Após ter sido contratado ao Moreirense em 2013, após uma época fantástica, e por uns absurdos 3.8 M€ por 50% do passe, muitas eram as expectativas geradas pelo Argelino de 23 anos.
Se no Moreirense, equipa que jogava maioritariamente na expectativa, em bloco médio-baixo, este tinha mostrado predicados que permitiriam altos voos, o que faria num grande?
Nessa época, a assumir quase na íntegra o ataque do Moreirense, foram raras as defesas que não foram massacradas pelo possante avançado, fossem elas de grandes equipas ou de equipas médias. Fossem eles centrais ou laterais. Além da codícia pelo golo, Ghilas mostrava uma capacidade física assinalável que lhe permitia jogar em cunha entre os centrais, em Organização Ofensiva, mas também potência, velocidade e capacidade de condução de bola em Transição Ofensiva, que se traduziam em golos, assistências e fundamentalmente pontos.
Tudo parecia pronto para que Jackson tivesse um herdeiro ou mesmo um parceiro de ataque.
No entanto, a época menos conseguida de Ghilas com Paul Fonseca e o breve “ressuscitar” com Luís Castro (quem não se lembra da exibição no San Paolo?) não foi o suficiente para garantir uma nova oportunidade no plantel na época seguinte.
Veio Lopetegui e viu-se emprestado em duas épocas consecutivas a clubes de pouca nomeada da Liga Espanhola (Levante e Córdoba), no fundo os Moreirenses que lá habitam. Lá, uma primeira época relativamente boa e uma segunda horrível, sem minutos e sem golos. Em ambas, reportes de problemas disciplinares mancharam a reputação.

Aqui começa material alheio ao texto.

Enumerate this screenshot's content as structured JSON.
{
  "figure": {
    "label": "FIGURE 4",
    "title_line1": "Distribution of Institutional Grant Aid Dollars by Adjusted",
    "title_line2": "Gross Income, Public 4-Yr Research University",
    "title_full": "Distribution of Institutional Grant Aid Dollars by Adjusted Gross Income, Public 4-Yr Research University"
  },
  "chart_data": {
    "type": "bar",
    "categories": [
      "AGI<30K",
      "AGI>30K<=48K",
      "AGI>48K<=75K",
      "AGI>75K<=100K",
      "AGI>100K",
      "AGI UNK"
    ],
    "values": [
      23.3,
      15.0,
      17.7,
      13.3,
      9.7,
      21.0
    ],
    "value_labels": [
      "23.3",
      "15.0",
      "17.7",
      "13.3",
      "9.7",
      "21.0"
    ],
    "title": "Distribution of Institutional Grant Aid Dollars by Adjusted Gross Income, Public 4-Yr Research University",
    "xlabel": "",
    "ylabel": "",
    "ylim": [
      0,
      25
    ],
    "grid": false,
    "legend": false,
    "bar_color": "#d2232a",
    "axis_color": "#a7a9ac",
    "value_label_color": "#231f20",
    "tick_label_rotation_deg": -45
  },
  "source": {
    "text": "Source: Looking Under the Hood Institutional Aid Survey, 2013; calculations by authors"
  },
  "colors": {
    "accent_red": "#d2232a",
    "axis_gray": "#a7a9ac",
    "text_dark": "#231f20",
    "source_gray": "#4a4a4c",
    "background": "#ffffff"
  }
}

Veio NES e o destino foi o mesmo, empréstimo sem sequer avaliação “in loco” em pré época. A reputação precedia-o e foi por isso necessário aguardar pelo último dia de Agosto para que assinasse pelo Gaziantepspor, da cidade de Gaziantep, na fronteira com a Síria. A pouco e pouco foi ganhando o seu espaço e começa a aparecer pelos bons motivos. Dois golos em que prova sua versatilidade e influência crescente na manobra da equipa.
Terminará a presente época com 27 anos ( a mesma idade com que Depoitre chegou este ano) e não se ainda irá a tempo de regressar ao clube e ocupar um espaço que futebolisticamente falando devia ser dele. Sempre que o vejo a jogar é inevitável pensar que o André Silva podia ter aqui um incremento de competição, um rival com características muito semelhantes que o “apertaria” e obrigaria a cada momento a ser melhor. Seria a “sombra” deste no 4-3-3, seria o complemento no 4-4-2.
Relembro. Rápido, incisivo, forte fisicamente, tecnicamente evoluído e capaz de jogar como pivot ofensivo ou no apoio ao Ponta de Lança, com capacidade de condução da bola e um bom perfil de decisão.
Está nos quadros do clube, Eng.º Luís Gonçalves, vale a pena monitorizar, certo?